A friend of mine, gordon, took these photos at the Amtrak station in Houston showing the new switch that UP put in for the house track where private cars are stored. The wheels ride up and over the other rail on their flanges at walking speed. There is a heavy duty guard rail opposite the frog. Evidently it does not hurt the flange.
It looks like a very narrow diamond to me, but I'm not there. What ever it is, it is interesting. Thanks for sharing Russell. Gary
It does not look like a useable switch any more as there is no guard rail on the other side nor are there any markings indicating any wheels ever rolle over it the hard way. It looks like they bypassed the siding with permanant track for some reason dissabling the switch entirely.
The points are still normal and can be thrown for either direction. The frog has a virtually no maintenance for mainline traffic. I talked to the guy who owns the private cars on that siding and he said his cars have been over it a few times already. It does not need a guard rail on the mainline side as there is no real frog in that direction to worry about.
Here is a UP Genset switcher coming over the switch. You can see the front wheel on the left rise up and cross over the other rail. http://www.youtube.com/watch?v=2zU_-nrTf1g In this video, I was standing in the step well of a private car as we rolled over the frog. I hardly felt anything so did not know when we rolled over the rail head. I was holding my camera out so could not really see what I was photographing but you can see the edge of the "frog" pass under and the wheel bearing housing rise up a little and then drop. http://www.youtube.com/watch?v=4HgM2wlUzbg
Here is the switcher approaching the new turnout. You can see how the ramp raises the wheel up better from this angle.
The photo showing the ramp surte helps clear things up a bit. What a great idea, but why? Would this be reserved for rarely used trackage?
Yes, especially coming off of a very heavily used main line. All the heavy mainline traffic pounding over a conventional frog day after day requires a lot of maintenance. Typically they had to come in a couple times a year with welding equipment and build up the worn frog, then grind the excess metal off to restore the correct shape. Every few years they would totally replace the frog. With the new switch, they predict they may have minor maintenance every five years or so.
I can see the usefulness of this for a spur with little traffic coming off a more heavily-used line. Through traffic doesn't notice anything - it's like going over regular track with no frog at all. Coming off the spur, there's no hurry anyway, so the slight bump can be handled by the suspension in the trucks. I do see a potential for wear on the track itself as the wheels climb over it, but I don't think it would be an issue for very light traffic spurs. They probably thought of that when they designed it, and figured it would take longer for the rail to get damaged than it would take a conventional frog to be worn down.
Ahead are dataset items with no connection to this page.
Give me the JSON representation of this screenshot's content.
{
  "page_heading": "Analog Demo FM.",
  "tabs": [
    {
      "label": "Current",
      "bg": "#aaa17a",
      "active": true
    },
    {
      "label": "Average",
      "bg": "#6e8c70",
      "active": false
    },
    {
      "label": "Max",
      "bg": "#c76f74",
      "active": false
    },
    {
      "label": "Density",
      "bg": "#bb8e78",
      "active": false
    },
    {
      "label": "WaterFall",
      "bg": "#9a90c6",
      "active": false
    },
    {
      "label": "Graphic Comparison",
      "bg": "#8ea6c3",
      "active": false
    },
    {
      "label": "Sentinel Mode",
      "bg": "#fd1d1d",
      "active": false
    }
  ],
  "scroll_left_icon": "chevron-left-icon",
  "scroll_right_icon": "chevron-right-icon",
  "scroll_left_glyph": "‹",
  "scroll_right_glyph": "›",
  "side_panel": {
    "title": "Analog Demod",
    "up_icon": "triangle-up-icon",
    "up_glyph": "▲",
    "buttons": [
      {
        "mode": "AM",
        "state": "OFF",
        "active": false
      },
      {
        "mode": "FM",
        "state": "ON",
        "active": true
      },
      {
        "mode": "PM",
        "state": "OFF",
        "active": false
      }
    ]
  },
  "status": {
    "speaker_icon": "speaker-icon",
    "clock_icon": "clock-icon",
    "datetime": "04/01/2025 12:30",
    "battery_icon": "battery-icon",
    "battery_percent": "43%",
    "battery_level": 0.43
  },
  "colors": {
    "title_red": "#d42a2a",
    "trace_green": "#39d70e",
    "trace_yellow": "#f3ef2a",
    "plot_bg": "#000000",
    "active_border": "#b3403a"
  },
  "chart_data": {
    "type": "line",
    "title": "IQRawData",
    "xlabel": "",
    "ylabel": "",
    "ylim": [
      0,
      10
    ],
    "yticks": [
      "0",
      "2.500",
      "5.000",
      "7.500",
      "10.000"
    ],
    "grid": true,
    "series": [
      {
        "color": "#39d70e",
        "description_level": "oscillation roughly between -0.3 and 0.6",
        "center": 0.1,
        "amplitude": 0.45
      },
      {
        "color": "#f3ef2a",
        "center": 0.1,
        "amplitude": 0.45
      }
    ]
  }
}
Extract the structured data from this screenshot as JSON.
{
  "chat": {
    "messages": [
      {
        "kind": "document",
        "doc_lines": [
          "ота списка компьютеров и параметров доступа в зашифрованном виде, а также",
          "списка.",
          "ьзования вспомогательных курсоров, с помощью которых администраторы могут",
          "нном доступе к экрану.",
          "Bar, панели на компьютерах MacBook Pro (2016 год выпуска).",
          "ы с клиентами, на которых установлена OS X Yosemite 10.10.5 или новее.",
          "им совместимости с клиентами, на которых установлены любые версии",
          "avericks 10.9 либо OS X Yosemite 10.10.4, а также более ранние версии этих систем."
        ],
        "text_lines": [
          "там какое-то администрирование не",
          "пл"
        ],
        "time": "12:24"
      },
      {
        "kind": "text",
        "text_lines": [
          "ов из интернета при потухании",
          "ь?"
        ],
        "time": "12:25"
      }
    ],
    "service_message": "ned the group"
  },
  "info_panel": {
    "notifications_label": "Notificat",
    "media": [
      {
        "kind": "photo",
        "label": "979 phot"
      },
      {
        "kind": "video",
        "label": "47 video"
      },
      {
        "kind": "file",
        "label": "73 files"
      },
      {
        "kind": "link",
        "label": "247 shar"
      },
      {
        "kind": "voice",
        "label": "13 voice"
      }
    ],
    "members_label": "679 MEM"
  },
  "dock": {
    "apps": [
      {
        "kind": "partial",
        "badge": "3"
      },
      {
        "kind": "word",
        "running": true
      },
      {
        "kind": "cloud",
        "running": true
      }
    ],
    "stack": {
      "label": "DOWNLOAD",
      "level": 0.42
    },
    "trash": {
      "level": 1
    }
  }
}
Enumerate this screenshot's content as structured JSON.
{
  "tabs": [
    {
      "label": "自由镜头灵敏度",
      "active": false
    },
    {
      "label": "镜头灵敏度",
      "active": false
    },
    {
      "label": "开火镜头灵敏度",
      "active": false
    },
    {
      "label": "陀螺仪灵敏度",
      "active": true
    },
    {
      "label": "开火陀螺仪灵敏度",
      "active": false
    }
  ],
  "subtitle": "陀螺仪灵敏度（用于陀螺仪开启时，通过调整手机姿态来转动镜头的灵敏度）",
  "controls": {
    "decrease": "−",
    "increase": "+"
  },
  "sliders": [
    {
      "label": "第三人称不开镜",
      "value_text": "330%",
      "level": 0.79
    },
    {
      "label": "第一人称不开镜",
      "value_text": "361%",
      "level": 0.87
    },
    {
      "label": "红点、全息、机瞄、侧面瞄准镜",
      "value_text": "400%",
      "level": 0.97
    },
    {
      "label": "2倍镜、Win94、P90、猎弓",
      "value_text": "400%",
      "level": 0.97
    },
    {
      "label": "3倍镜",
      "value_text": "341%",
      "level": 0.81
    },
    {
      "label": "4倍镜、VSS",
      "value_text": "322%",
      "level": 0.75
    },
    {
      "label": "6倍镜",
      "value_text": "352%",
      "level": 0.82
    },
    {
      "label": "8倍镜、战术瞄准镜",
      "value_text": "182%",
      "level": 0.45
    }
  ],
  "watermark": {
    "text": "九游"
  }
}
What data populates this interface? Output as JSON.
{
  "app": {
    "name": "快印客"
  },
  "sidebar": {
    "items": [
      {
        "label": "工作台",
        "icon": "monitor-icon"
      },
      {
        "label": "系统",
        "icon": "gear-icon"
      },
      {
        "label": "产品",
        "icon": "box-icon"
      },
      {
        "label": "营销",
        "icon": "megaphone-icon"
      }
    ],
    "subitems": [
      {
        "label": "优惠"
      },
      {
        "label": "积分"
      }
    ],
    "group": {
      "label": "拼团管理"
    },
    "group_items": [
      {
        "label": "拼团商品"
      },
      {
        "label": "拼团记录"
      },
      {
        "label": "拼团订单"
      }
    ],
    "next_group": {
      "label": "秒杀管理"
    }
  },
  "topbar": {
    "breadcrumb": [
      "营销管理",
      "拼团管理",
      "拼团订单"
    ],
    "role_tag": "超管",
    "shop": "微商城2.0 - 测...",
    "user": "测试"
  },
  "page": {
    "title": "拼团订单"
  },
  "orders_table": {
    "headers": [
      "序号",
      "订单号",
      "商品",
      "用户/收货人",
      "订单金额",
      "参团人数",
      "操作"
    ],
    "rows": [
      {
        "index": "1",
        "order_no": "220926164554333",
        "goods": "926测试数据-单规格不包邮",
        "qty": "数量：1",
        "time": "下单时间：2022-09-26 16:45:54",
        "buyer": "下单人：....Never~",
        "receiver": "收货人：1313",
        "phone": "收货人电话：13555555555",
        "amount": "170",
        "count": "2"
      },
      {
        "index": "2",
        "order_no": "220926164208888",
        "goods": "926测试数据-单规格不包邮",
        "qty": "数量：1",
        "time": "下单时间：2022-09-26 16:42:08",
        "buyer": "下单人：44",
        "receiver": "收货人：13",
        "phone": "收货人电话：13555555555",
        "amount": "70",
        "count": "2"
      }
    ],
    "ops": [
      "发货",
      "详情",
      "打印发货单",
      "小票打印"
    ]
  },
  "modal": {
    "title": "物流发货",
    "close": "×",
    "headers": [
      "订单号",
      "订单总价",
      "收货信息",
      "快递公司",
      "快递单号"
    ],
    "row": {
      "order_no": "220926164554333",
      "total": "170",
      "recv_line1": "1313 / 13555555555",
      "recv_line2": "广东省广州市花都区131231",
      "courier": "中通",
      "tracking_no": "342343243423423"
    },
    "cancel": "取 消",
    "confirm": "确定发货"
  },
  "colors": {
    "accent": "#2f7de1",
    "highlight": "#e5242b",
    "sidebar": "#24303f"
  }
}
And a small groove is easier to fix than to build up a whole frog. Cool invention!
Before Amtrak picked up the cars last Monday, the UP pulled an SD-40 off the DPU end of a passing freight and used it to spot the cars on the passenger lead for Amtrak. I watched it go over the "jump frog" and it did not appear that the flange touched the rail below it at all. On close inspection after the engine pulled out there were no marks or anything on top of the rail where the flanges had just passed.
Okay, I'm probably wrong about this. It looks like you could only make facing point moves over this switch (frog), there doesn't appear to be a ramp to raise the wheel up to make a trailing points move through this switch. How does that part work?
For a trailing point move, the wheel rolls up to the solid rail. When the flange is a few inches away from making contact with the rail head, the outer part of the tire is wide enough to reach across and make contact with the ramp on the other side of the solid rail. There is only one ramp that the wheel touches and it is on the inside of the mainline rail. The thing on the other side is just a sort of guard rail to push the wheel over so the flange is tight against the diverging rail giving it more contact with the ramp on the other side of the frog. I watched all six wheels of the SD40 go over it and could see it happen. It really does not look like it should work but the geometry is just right and it does.
There are crossings (diamonds) that are similar. The main traffic side rides on flange-bearing ramps, and from what I've been told you can't even tell you've gone over it. The cross traffic side is restricted to 10 MPH and would be a setup similar to this frog.